- Directed by: Thierry Michel
- Written by: Thierry Michel, Christine Pireaux
- Narrated by: Thierry Michel
- Music by: Audio Network PLC, A-Music
- Production companies: Les Films de la Passerelle, RTBF
- Release date: November 2010 (Cork Film Festival);
- Running time: 80 minutes
- Country: Belgium
- Language: French

= Métamorphose d'une gare =

Métamorphose d'une gare (Metamorphosis of a Station) is a 2010 documentary film directed by Thierry Michel that follows the construction of the modern new railway station of Guillemins in Liège, Belgium.

==Plot==
The new Guillemins station in Liège was a huge project undertaken by the Spanish architect Santiago Calatrava, who had already directed construction of stations in Zurich, Lisbon and Lyon. The site presented many challenges. The film follows the project from start to end over a nine-year period.

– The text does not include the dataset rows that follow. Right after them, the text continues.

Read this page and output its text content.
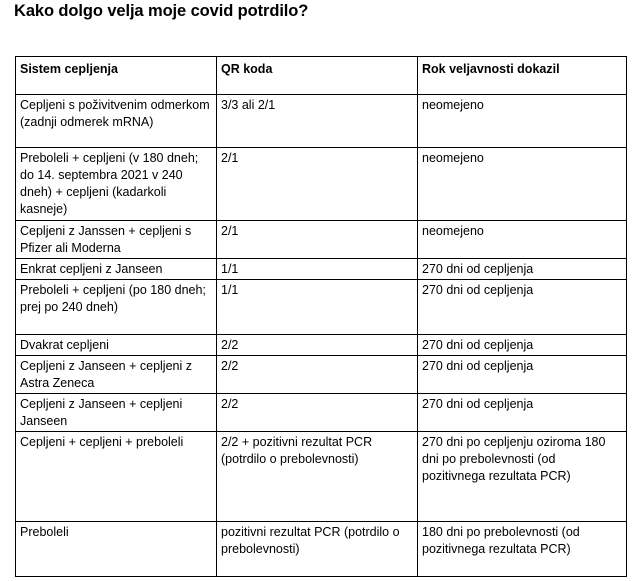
Kako dolgo velja moje covid potrdilo?
Sistem cepljenja	QR koda	Rok veljavnosti dokazil
Cepljeni s poživitvenim odmerkom (zadnji odmerek mRNA)	3/3 ali 2/1	neomejeno
Preboleli + cepljeni (v 180 dneh; do 14. septembra 2021 v 240 dneh) + cepljeni (kadarkoli kasneje)	2/1	neomejeno
Cepljeni z Janssen + cepljeni s Pfizer ali Moderna	2/1	neomejeno
Enkrat cepljeni z Janseen	1/1	270 dni od cepljenja
Preboleli + cepljeni (po 180 dneh; prej po 240 dneh)	1/1	270 dni od cepljenja
Dvakrat cepljeni	2/2	270 dni od cepljenja
Cepljeni z Janseen + cepljeni z Astra Zeneca	2/2	270 dni od cepljenja
Cepljeni z Janseen + cepljeni Janseen	2/2	270 dni od cepljenja
Cepljeni + cepljeni + preboleli	2/2 + pozitivni rezultat PCR (potrdilo o prebolevnosti)	270 dni po cepljenju oziroma 180 dni po prebolevnosti (od pozitivnega rezultata PCR)
Preboleli	pozitivni rezultat PCR (potrdilo o prebolevnosti)	180 dni po prebolevnosti (od pozitivnega rezultata PCR)
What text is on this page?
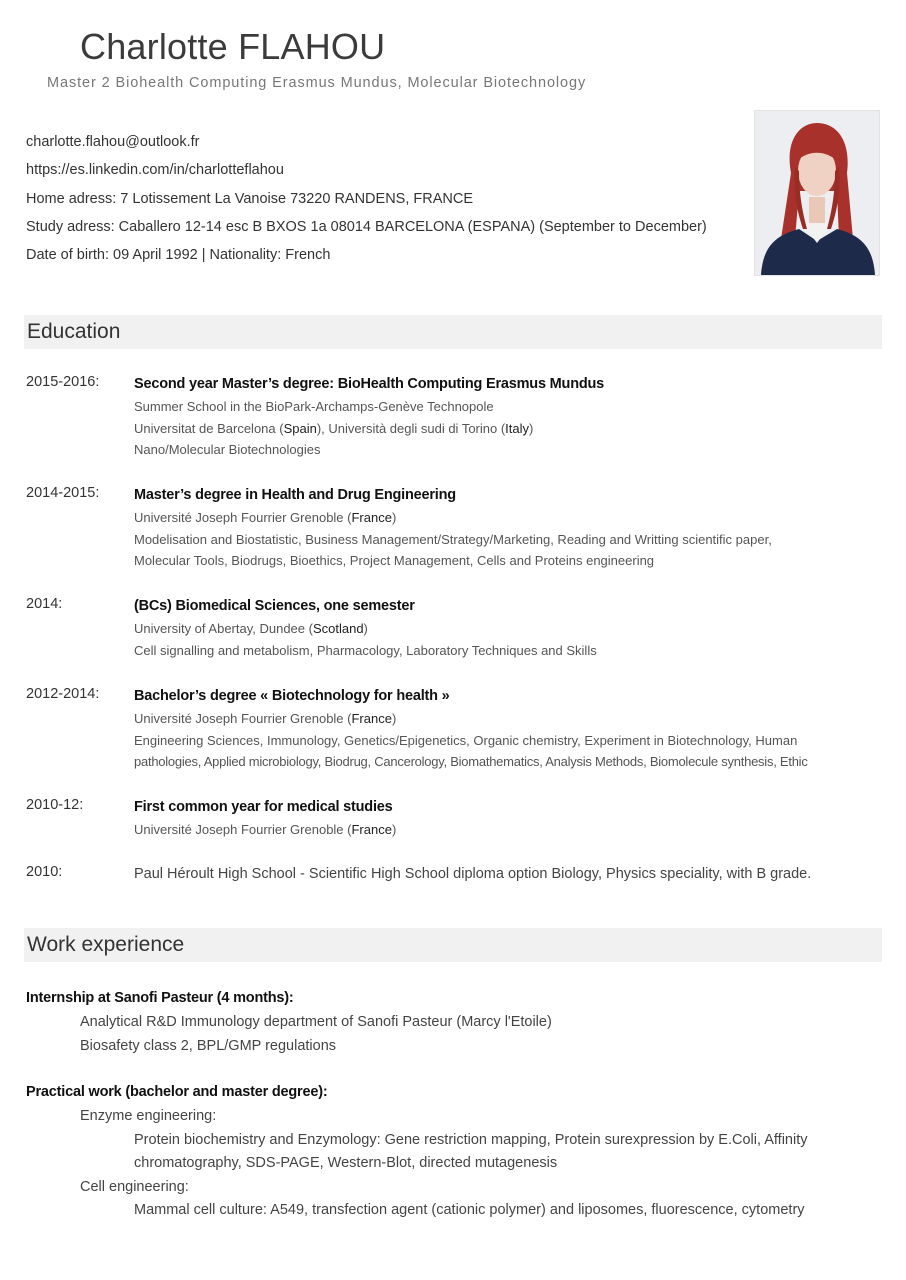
Charlotte FLAHOU
Master 2 Biohealth Computing Erasmus Mundus, Molecular Biotechnology
charlotte.flahou@outlook.fr
https://es.linkedin.com/in/charlotteflahou
Home adress: 7 Lotissement La Vanoise 73220 RANDENS, FRANCE
Study adress: Caballero 12-14 esc B BXOS 1a 08014 BARCELONA (ESPANA) (September to December)
Date of birth: 09 April 1992 | Nationality: French
Education
2015-2016: Second year Master’s degree: BioHealth Computing Erasmus Mundus
Summer School in the BioPark-Archamps-Genève Technopole
Universitat de Barcelona (Spain), Università degli sudi di Torino (Italy)
Nano/Molecular Biotechnologies
2014-2015: Master’s degree in Health and Drug Engineering
Université Joseph Fourrier Grenoble (France)
Modelisation and Biostatistic, Business Management/Strategy/Marketing, Reading and Writting scientific paper,
Molecular Tools, Biodrugs, Bioethics, Project Management, Cells and Proteins engineering
2014:	(BCs) Biomedical Sciences, one semester
University of Abertay, Dundee (Scotland)
Cell signalling and metabolism, Pharmacology, Laboratory Techniques and Skills
2012-2014: Bachelor’s degree « Biotechnology for health »
Université Joseph Fourrier Grenoble (France)
Engineering Sciences, Immunology, Genetics/Epigenetics, Organic chemistry, Experiment in Biotechnology, Human
pathologies, Applied microbiology, Biodrug, Cancerology, Biomathematics, Analysis Methods, Biomolecule synthesis, Ethic
2010-12:	First common year for medical studies
Université Joseph Fourrier Grenoble (France)
2010:	Paul Héroult High School - Scientific High School diploma option Biology, Physics speciality, with B grade.
Work experience
Internship at Sanofi Pasteur (4 months):
Analytical R&D Immunology department of Sanofi Pasteur (Marcy l'Etoile)
Biosafety class 2, BPL/GMP regulations
Practical work (bachelor and master degree):
Enzyme engineering:
Protein biochemistry and Enzymology: Gene restriction mapping, Protein surexpression by E.Coli, Affinity
chromatography, SDS-PAGE, Western-Blot, directed mutagenesis
Cell engineering:
Mammal cell culture: A549, transfection agent (cationic polymer) and liposomes, fluorescence, cytometry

It documents the issues, frictions and tension of the project as well as the pride and enthusiasm of the people involved. The result was a modern cathedral of European high-speed rail. The project was controversial, being criticized as being too grandiose, too expensive to maintain and not well-adapted to the Belgian climate. In the process many old buildings were destroyed and the whole neighborhood was disrupted.

==Reception==
The film was shown at the Cork Film Festival in November 2010. It has been called a unique experience which Thierry Michel reveals each of the key moments that made a utopia into reality. However, a reviewer complained about the lack of background on what led up to the project and lack of analysis of the impact of the station, saying Thierry Michel's film is nothing but a tissue of anecdotes. Another says that, fascinated by the technical challenges, Thierry Michel sees the men involved with a less clear eye. He portrays Santiago Calatrava as a man of dazzling ideas, but does not show how he is involved in the realities of the work. The prime contractor, Vincent Bourlard, is shown as having endless energy, perhaps more than is realistic.